The rich elite would wear furs and gems on their dresses so that everyone knew the bride when she made her presence known. Brides of rich families wore velvet and silk. Brides of a lower class would use linen or fine wool for their dress material. Certain colors were considered lucky and unlucky for a wedding dress. For instance, the shades of:
- Pink was unlucky for 11 months of the year except for the month of May
- Green was unlucky because it’s the color that invites fairies and/or rain.
- Blue was lucky because it represented the bride’s fidelity, purity and everlasting love. The color blue was often chosen because many people believed it made a man (groom) faithful to their wives through the entire marriage.
- White was unlucky and lucky depending on where in the world you were. Some countries believed it represented innocence. In other parts, it was concerned the color of bereavement.
- Yellow was seen as lucky because it was such as fashionable color.
- Red was unlucky because the color was used to represent scarlet women.

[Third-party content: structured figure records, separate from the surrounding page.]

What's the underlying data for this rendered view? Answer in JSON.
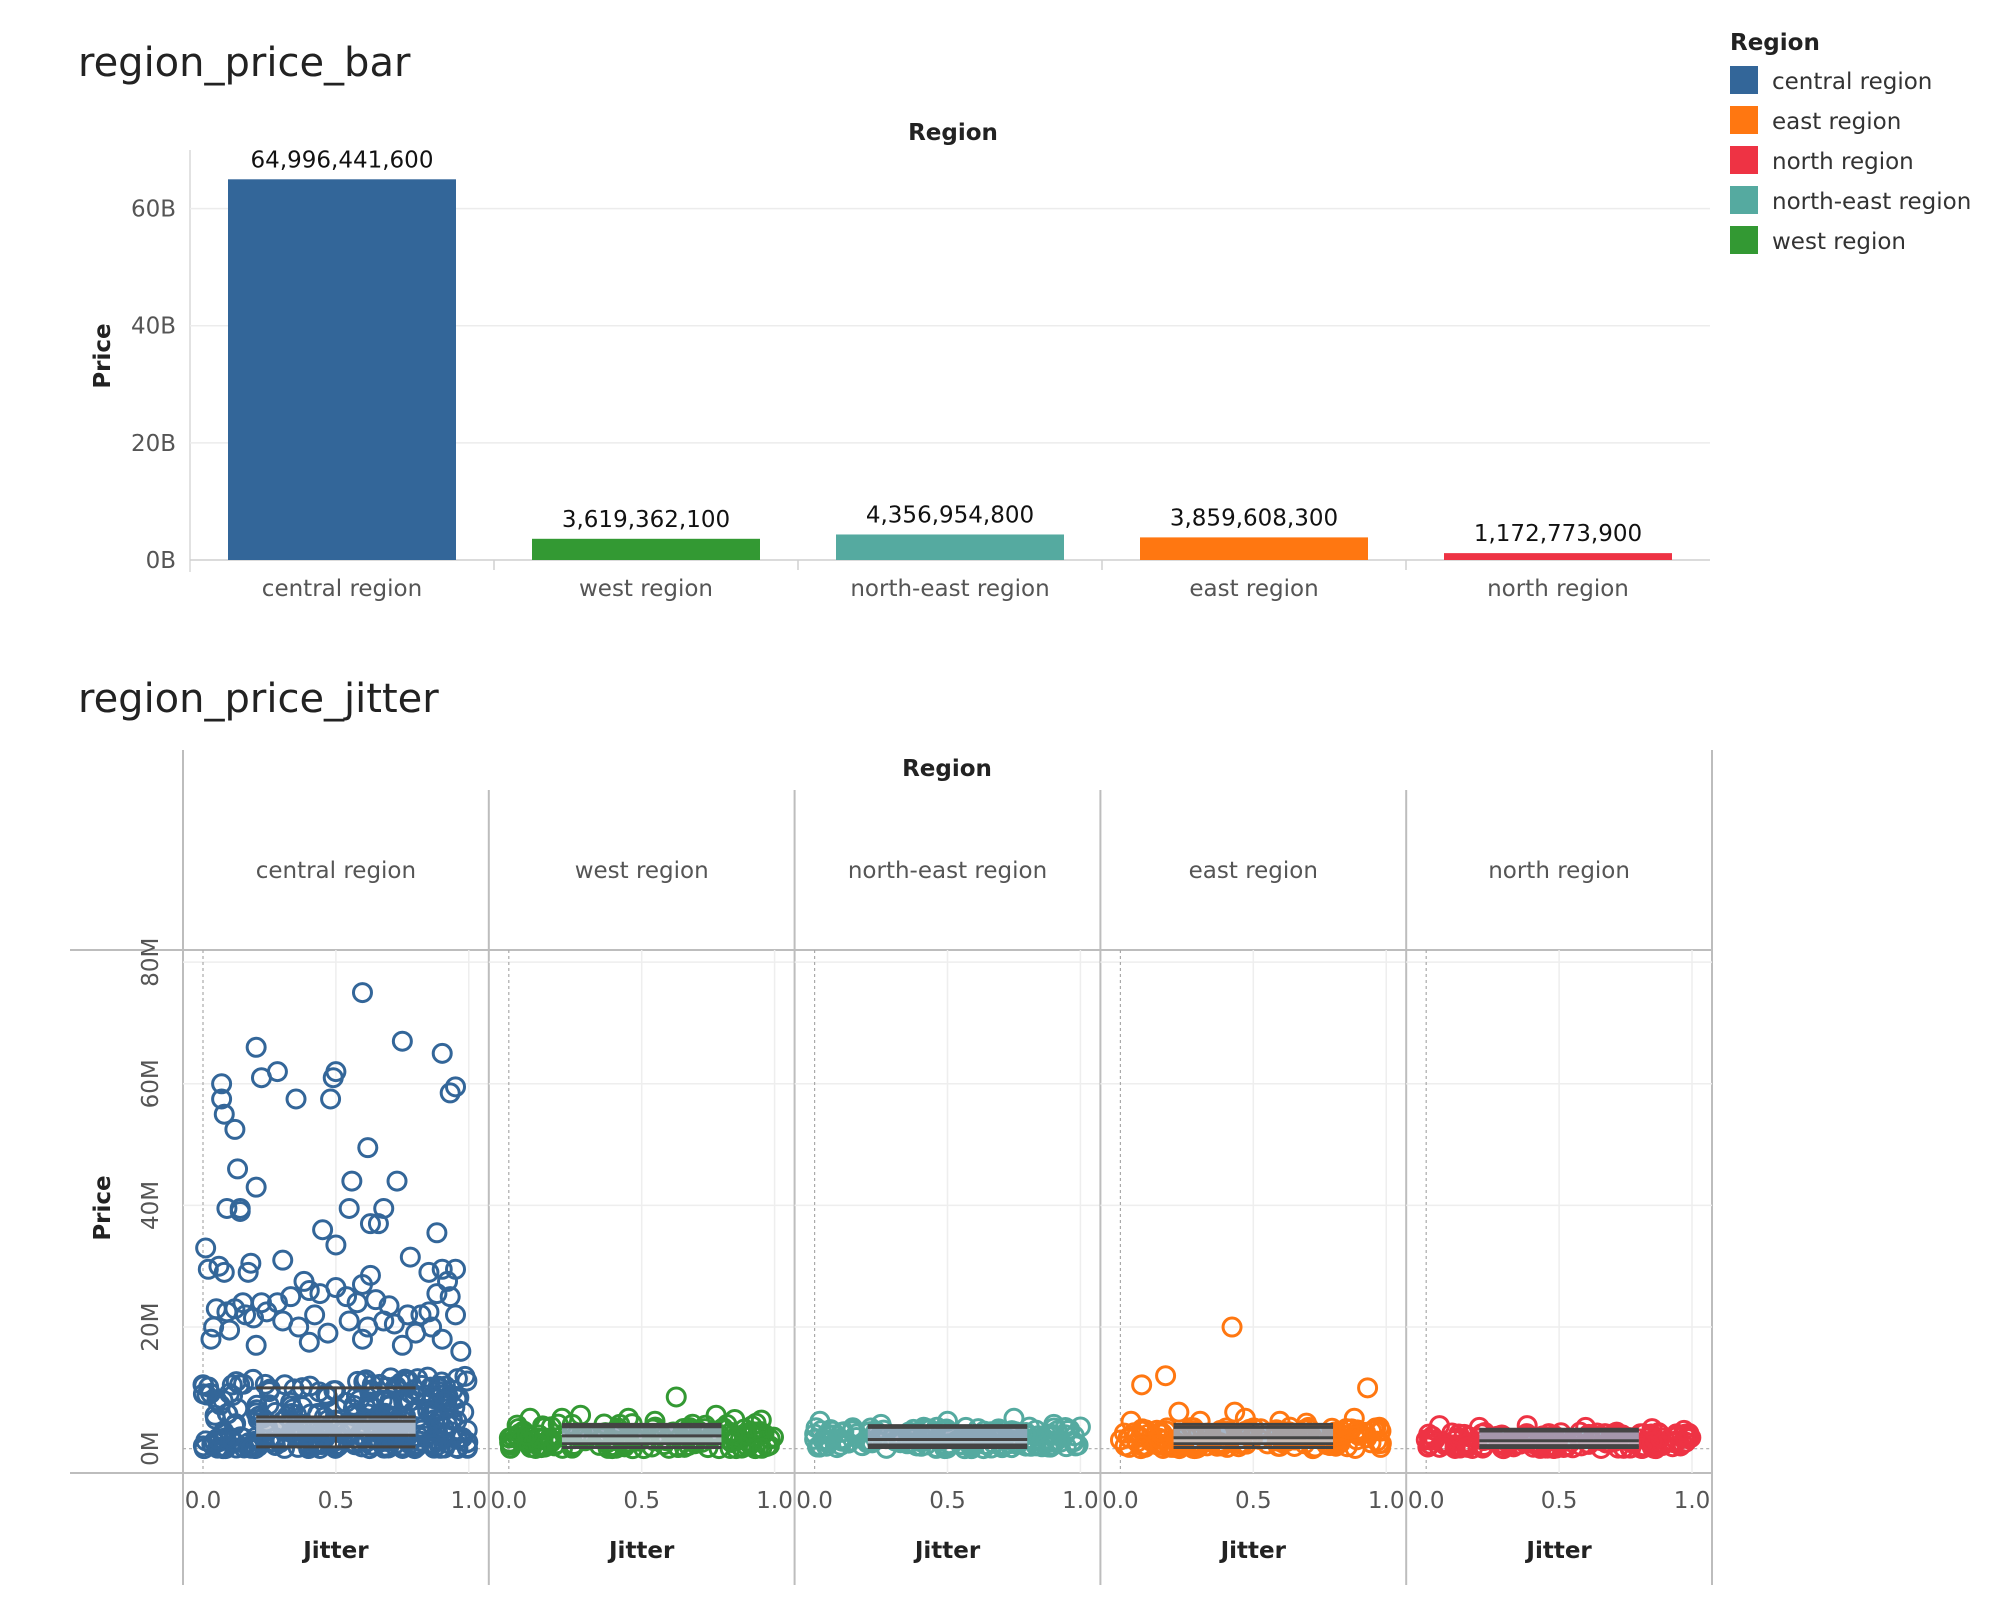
{
  "legend": {
    "title": "Region",
    "items": [
      {
        "label": "central region",
        "color": "#336699"
      },
      {
        "label": "east region",
        "color": "#ff7711"
      },
      {
        "label": "north region",
        "color": "#ee3344"
      },
      {
        "label": "north-east region",
        "color": "#55aaa0"
      },
      {
        "label": "west region",
        "color": "#339933"
      }
    ]
  },
  "chart_data": [
    {
      "type": "bar",
      "title": "region_price_bar",
      "header": "Region",
      "ylabel": "Price",
      "ylim": [
        0,
        70000000000
      ],
      "yticks": [
        0,
        20000000000,
        40000000000,
        60000000000
      ],
      "ytick_labels": [
        "0B",
        "20B",
        "40B",
        "60B"
      ],
      "grid": true,
      "categories": [
        "central region",
        "west region",
        "north-east region",
        "east region",
        "north region"
      ],
      "values": [
        64996441600,
        3619362100,
        4356954800,
        3859608300,
        1172773900
      ],
      "value_labels": [
        "64,996,441,600",
        "3,619,362,100",
        "4,356,954,800",
        "3,859,608,300",
        "1,172,773,900"
      ],
      "colors": [
        "#336699",
        "#339933",
        "#55aaa0",
        "#ff7711",
        "#ee3344"
      ]
    },
    {
      "type": "scatter",
      "subtype": "jitter with box plot",
      "title": "region_price_jitter",
      "header": "Region",
      "ylabel": "Price",
      "xlabel": "Jitter",
      "xlim": [
        0,
        1
      ],
      "xtick_labels": [
        "0.0",
        "0.5",
        "1.0"
      ],
      "ylim": [
        -4000000,
        82000000
      ],
      "yticks": [
        0,
        20000000,
        40000000,
        60000000,
        80000000
      ],
      "ytick_labels": [
        "0M",
        "20M",
        "40M",
        "60M",
        "80M"
      ],
      "grid": true,
      "panels": [
        {
          "name": "central region",
          "color": "#336699",
          "box": {
            "q1": 2200000,
            "median": 4500000,
            "q3": 5200000,
            "whisker_low": 300000,
            "whisker_high": 10000000
          },
          "dense_max": 12000000,
          "outliers": [
            [
              0.6,
              75
            ],
            [
              0.75,
              67
            ],
            [
              0.2,
              66
            ],
            [
              0.9,
              65
            ],
            [
              0.22,
              61
            ],
            [
              0.28,
              62
            ],
            [
              0.5,
              62
            ],
            [
              0.49,
              61
            ],
            [
              0.95,
              59.5
            ],
            [
              0.93,
              58.5
            ],
            [
              0.07,
              60
            ],
            [
              0.07,
              57.5
            ],
            [
              0.08,
              55
            ],
            [
              0.12,
              52.5
            ],
            [
              0.35,
              57.5
            ],
            [
              0.48,
              57.5
            ],
            [
              0.62,
              49.5
            ],
            [
              0.13,
              46
            ],
            [
              0.2,
              43
            ],
            [
              0.56,
              44
            ],
            [
              0.73,
              44
            ],
            [
              0.09,
              39.5
            ],
            [
              0.14,
              39.5
            ],
            [
              0.14,
              39
            ],
            [
              0.55,
              39.5
            ],
            [
              0.68,
              39.5
            ],
            [
              0.66,
              37
            ],
            [
              0.63,
              37
            ],
            [
              0.45,
              36
            ],
            [
              0.88,
              35.5
            ],
            [
              0.78,
              31.5
            ],
            [
              0.01,
              33
            ],
            [
              0.02,
              29.5
            ],
            [
              0.06,
              30
            ],
            [
              0.08,
              29
            ],
            [
              0.17,
              29
            ],
            [
              0.18,
              30.5
            ],
            [
              0.3,
              31
            ],
            [
              0.5,
              33.5
            ],
            [
              0.63,
              28.5
            ],
            [
              0.6,
              27
            ],
            [
              0.85,
              29
            ],
            [
              0.9,
              29.5
            ],
            [
              0.95,
              29.5
            ],
            [
              0.92,
              27.5
            ],
            [
              0.95,
              22
            ],
            [
              0.93,
              25
            ],
            [
              0.88,
              25.5
            ],
            [
              0.85,
              22.5
            ],
            [
              0.82,
              22
            ],
            [
              0.77,
              22
            ],
            [
              0.7,
              23.5
            ],
            [
              0.65,
              24.5
            ],
            [
              0.58,
              24
            ],
            [
              0.54,
              25
            ],
            [
              0.5,
              26.5
            ],
            [
              0.44,
              25.5
            ],
            [
              0.4,
              26
            ],
            [
              0.38,
              27.5
            ],
            [
              0.33,
              25
            ],
            [
              0.28,
              24
            ],
            [
              0.24,
              22.5
            ],
            [
              0.22,
              24
            ],
            [
              0.19,
              21.5
            ],
            [
              0.16,
              22
            ],
            [
              0.12,
              23
            ],
            [
              0.09,
              22.5
            ],
            [
              0.05,
              23
            ],
            [
              0.04,
              20
            ],
            [
              0.1,
              19.5
            ],
            [
              0.15,
              24
            ],
            [
              0.3,
              21
            ],
            [
              0.36,
              20
            ],
            [
              0.42,
              22
            ],
            [
              0.47,
              19
            ],
            [
              0.55,
              21
            ],
            [
              0.62,
              20
            ],
            [
              0.68,
              21
            ],
            [
              0.72,
              20.5
            ],
            [
              0.8,
              19
            ],
            [
              0.86,
              20
            ],
            [
              0.9,
              18
            ],
            [
              0.03,
              18
            ],
            [
              0.2,
              17
            ],
            [
              0.4,
              17.5
            ],
            [
              0.6,
              18
            ],
            [
              0.75,
              17
            ],
            [
              0.97,
              16
            ]
          ]
        },
        {
          "name": "west region",
          "color": "#339933",
          "box": {
            "q1": 800000,
            "median": 2100000,
            "q3": 3600000,
            "whisker_low": 200000,
            "whisker_high": 4000000
          },
          "dense_max": 4200000,
          "outliers": [
            [
              0.63,
              8.5
            ],
            [
              0.08,
              5
            ],
            [
              0.2,
              5
            ],
            [
              0.27,
              5.5
            ],
            [
              0.45,
              5
            ],
            [
              0.55,
              4.5
            ],
            [
              0.78,
              5.5
            ],
            [
              0.85,
              4.8
            ],
            [
              0.95,
              4.7
            ]
          ]
        },
        {
          "name": "north-east region",
          "color": "#55aaa0",
          "box": {
            "q1": 600000,
            "median": 1500000,
            "q3": 3500000,
            "whisker_low": 200000,
            "whisker_high": 3800000
          },
          "dense_max": 3600000,
          "outliers": [
            [
              0.02,
              4.5
            ],
            [
              0.25,
              4
            ],
            [
              0.5,
              4.5
            ],
            [
              0.75,
              5
            ],
            [
              0.9,
              4
            ]
          ]
        },
        {
          "name": "east region",
          "color": "#ff7711",
          "box": {
            "q1": 800000,
            "median": 1800000,
            "q3": 3500000,
            "whisker_low": 200000,
            "whisker_high": 4000000
          },
          "dense_max": 3600000,
          "outliers": [
            [
              0.42,
              20
            ],
            [
              0.08,
              10.5
            ],
            [
              0.17,
              12
            ],
            [
              0.93,
              10
            ],
            [
              0.22,
              6
            ],
            [
              0.43,
              6
            ],
            [
              0.47,
              5
            ],
            [
              0.88,
              5
            ],
            [
              0.04,
              4.5
            ],
            [
              0.3,
              4.5
            ],
            [
              0.6,
              4.5
            ],
            [
              0.7,
              4.2
            ]
          ]
        },
        {
          "name": "north region",
          "color": "#ee3344",
          "box": {
            "q1": 500000,
            "median": 1300000,
            "q3": 2900000,
            "whisker_low": 200000,
            "whisker_high": 3200000
          },
          "dense_max": 2800000,
          "outliers": [
            [
              0.05,
              3.8
            ],
            [
              0.2,
              3.5
            ],
            [
              0.38,
              3.8
            ],
            [
              0.6,
              3.5
            ],
            [
              0.85,
              3.3
            ],
            [
              0.97,
              3
            ]
          ]
        }
      ]
    }
  ]
}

- Grey was neutral; women used the color on the bridal dress so they could use the dress any other time they saw fit.
- Black was unlucky because it was seen as the color of bereavement just like white was in some cultures.
When looking back through the decades, dresses came in a variety of colors excluding the colors of red and black.
When did white become fashionable for a wedding especially since it was considered taboo and only used for mourning? It would be during the 1800s when Princess Charlotte wore herself a white wedding gown when she married Prince Leopold of Saxe-Coburg.
Not very much longer after the princess/prince’s union, Queen Victoria chose herself a white silk wedding gown to wear. However, the color was chosen to add extras to the dress including lace she already owned. Her bridesmaids carried the train of her wedding gown. Would she use this wedding gown again? She did. During the Diamond Jubilee celebration she wore the gown over a black silk gown. Thus began the trend for women of today to use the color white on their wedding day.
When you begin looking at today’s wedding dresses, they come in a variety of colors including eggshell, ecru, ivory and the standard white. Wedding gown designs have changed with the times. Most women who wear a white wedding gown see it as a sign that white means purity.